More specifically, the subjects may include, but not strictly limited in the following aspects:

  • Formation and longer-term evolution of permafrost;
  • Degrading permafrost: field and lab observations and predictive models and assessment;
  • Ecological impacts from degrading permafrost;
  • Hydrological impacts from degrading permafrost;
  • Impacts on engineered structures and mitigation;
  • Adaptation to and sustainability of degrading permafrost environments under a warming climate, and;
  • Methods and approaches for studying and assessing the degrading permafrost and its impacts.

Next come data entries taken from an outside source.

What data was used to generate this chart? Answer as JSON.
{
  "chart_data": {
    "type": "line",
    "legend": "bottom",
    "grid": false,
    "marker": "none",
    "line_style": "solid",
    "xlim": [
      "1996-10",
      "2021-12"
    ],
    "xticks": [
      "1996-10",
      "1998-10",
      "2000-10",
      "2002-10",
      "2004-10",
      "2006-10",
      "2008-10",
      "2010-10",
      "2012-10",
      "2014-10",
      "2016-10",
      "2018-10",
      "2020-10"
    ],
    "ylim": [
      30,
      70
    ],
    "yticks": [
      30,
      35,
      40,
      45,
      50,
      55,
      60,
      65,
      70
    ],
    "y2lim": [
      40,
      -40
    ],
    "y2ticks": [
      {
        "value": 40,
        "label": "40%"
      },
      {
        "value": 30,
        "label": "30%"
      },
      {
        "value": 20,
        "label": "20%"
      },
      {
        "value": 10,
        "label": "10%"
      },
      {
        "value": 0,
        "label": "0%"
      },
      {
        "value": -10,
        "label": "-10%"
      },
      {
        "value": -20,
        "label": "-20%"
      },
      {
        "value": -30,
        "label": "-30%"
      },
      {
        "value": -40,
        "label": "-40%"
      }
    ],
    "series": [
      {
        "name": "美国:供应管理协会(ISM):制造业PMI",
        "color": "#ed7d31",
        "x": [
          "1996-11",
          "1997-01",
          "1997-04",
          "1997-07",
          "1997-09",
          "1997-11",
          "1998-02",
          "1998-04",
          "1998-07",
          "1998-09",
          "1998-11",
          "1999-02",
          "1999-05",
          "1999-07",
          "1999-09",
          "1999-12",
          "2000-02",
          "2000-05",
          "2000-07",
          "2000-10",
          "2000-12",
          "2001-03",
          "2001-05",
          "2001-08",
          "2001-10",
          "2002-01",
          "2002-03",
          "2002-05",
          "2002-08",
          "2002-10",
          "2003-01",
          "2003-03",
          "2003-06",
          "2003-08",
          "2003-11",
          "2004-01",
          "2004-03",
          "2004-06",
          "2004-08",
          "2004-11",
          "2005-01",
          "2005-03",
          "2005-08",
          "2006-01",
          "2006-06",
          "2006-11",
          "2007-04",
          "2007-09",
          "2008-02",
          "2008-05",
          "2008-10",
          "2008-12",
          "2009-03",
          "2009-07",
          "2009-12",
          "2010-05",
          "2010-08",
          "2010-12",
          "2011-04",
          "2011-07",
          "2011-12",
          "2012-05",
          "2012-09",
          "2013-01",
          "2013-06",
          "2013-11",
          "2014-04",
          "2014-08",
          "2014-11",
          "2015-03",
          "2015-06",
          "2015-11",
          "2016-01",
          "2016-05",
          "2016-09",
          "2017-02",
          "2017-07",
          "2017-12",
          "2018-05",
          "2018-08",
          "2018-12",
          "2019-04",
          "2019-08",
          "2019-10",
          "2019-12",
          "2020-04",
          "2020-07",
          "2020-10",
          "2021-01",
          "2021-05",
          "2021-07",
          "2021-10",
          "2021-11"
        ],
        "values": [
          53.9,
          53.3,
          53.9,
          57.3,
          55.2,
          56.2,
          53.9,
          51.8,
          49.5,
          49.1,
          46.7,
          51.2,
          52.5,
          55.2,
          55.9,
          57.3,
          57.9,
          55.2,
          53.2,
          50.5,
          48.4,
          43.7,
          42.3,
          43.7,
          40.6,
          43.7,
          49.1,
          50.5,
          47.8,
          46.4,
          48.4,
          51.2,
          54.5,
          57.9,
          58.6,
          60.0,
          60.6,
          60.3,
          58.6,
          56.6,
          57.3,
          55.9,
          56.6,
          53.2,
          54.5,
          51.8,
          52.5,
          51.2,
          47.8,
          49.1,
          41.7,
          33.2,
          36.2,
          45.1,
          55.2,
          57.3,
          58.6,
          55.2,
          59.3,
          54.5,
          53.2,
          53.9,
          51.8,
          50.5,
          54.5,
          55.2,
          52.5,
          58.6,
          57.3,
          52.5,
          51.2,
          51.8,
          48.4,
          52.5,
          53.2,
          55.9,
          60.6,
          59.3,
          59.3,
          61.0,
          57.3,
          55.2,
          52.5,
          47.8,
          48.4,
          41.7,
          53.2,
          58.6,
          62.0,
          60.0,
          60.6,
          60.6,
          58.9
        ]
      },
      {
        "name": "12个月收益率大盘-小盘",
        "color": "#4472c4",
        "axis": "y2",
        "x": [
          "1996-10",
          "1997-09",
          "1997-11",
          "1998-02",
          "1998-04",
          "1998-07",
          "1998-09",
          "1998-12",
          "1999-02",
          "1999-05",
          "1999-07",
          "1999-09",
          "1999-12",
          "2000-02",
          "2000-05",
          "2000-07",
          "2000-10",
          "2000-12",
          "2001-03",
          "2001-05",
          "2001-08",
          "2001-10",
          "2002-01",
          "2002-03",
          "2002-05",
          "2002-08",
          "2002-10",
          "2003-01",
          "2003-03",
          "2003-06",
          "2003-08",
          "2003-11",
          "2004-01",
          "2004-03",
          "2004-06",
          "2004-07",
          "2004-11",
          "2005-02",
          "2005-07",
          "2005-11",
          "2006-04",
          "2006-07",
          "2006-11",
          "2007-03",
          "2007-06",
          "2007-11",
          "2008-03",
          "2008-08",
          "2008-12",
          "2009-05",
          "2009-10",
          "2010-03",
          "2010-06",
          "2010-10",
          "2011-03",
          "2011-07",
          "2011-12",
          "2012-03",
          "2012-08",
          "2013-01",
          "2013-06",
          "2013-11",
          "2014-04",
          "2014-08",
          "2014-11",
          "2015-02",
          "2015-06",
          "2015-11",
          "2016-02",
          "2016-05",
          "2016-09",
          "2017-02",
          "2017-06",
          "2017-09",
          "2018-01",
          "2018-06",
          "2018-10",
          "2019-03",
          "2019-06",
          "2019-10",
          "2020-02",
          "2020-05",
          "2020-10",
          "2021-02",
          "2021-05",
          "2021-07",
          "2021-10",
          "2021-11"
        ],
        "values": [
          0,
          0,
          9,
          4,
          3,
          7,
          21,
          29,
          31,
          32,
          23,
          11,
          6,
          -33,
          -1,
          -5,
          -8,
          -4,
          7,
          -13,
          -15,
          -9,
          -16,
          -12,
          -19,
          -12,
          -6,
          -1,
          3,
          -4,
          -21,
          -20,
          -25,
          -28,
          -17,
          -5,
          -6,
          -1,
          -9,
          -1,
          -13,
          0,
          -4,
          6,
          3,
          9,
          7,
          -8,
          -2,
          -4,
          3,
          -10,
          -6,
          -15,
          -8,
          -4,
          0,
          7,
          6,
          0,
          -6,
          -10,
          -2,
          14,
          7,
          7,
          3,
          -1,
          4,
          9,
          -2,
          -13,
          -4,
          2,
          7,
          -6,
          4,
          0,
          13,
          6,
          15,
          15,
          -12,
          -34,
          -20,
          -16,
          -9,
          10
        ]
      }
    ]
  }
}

Manuscript Submission Information:

Manuscripts should be submitted online at by registering and logging in to this website. Submitted manuscripts should not have been published previously nor be under consideration for publication elsewhere. A guide for authors and other relevant information for submission of manuscripts is available on the Instructions for Authors page at

Ensure that you mention the Special Issues (Degrading permafrost and its impacts) call for papers in your cover letter. Manuscripts, preferably no more than 10-15 pages, can be submitted until the deadline. All manuscripts will be peer-reviewed. Manuscripts will be published continuously online immediately on acceptance. All accepted manuscripts will be listed together on the Special Issue website, and the ACCR special issues are to be printed timely before the 12th ISOPE and ICOP2020.

Guest Editors:

  • Huijun Jin, State Key Laboratory of Frozen Soils Engineering, Northwest Institute of Eco-Environment and Resources, Chinese Academy of Sciences
  • Qingbai Wu, State Key Laboratory of Frozen Soils Engineering, Northwest Institute of Eco-Environment and Resources, Chinese Academy of Sciences
  • Vladimir E Romanovsky, Geophysical Institute, University of Alaska Fairbanks, USA


Deadline for manuscript submissions is 15 February 2020.